In outdoor environments these byproducts are able to dissipate in the air, but due to the enclosed environment, indoor pools create additional danger of exposure to these byproducts. Volatile chemical are transferred from the water to the air through the splashing and kicking associated with swimming. Without a proper ventilation system these byproducts can remain in the air for an extended period of time and are inhaled by anyone in the environment, from coaches and lifeguards to spectators and other swimmers.

Dr. Alfred Bernard is a professor of toxicology at the Catholic University of Louvain in Brussels and one of the world’s leading researchers on aquatic environments. He has published a series of studies documenting the effects of chlorine and its byproducts in swimming pools.

According to Bernard’s studies, swimming in indoor, chlorinated pools during childhood has been shown to reduce levels of serum inhibin B and total testosterone, both indicators of sperm count and mobility. Bernard has also substantiated a link between swimming in indoor chlorinated pools and the development of asthma and recurrent bronchitis in children. A 2007 study, conducted by Bernard, showed airway and lung permeability changes in children who had participated in an infant swimming group.

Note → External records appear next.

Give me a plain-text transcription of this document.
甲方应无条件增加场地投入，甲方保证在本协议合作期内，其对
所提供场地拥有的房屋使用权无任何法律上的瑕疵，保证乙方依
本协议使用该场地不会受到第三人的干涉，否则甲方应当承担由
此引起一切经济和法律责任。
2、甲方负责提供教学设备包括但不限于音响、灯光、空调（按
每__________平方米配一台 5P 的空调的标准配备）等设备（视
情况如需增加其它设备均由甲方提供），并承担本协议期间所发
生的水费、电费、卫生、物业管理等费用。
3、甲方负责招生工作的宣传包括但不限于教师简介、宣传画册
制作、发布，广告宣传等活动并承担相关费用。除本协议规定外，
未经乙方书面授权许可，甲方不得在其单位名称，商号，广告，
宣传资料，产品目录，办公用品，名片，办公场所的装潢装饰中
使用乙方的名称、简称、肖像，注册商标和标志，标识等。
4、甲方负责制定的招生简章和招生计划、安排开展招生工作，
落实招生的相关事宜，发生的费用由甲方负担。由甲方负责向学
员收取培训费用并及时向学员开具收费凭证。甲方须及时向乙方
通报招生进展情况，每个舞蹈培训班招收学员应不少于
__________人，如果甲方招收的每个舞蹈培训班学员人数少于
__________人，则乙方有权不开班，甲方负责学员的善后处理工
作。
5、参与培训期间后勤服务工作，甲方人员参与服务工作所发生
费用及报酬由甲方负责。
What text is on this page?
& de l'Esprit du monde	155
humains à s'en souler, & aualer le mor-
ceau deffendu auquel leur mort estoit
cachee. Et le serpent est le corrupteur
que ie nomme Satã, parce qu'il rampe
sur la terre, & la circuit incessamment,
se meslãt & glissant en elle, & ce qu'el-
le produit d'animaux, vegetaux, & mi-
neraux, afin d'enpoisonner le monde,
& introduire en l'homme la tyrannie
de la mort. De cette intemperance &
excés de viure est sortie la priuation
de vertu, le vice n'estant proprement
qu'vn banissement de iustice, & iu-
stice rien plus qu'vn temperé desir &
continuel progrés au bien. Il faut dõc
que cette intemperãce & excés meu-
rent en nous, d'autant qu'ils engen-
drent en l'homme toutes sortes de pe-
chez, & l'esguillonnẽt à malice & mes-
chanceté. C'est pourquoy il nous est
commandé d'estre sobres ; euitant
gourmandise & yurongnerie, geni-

Proper use of chlorine and reducing the number of contaminants that enter the water are the best ways to reduce the risk of exposure to dangerous byproducts, and this must start with pool operators and patrons. Nearly all of the contaminants found on human skin can be eliminated by showering with soap prior to entering the pool.

"It’s a public education thing," Blatchley said. "Swimmers and the general public need to recognize that there’s a link between their hygiene habits and the health of everyone who uses the pool."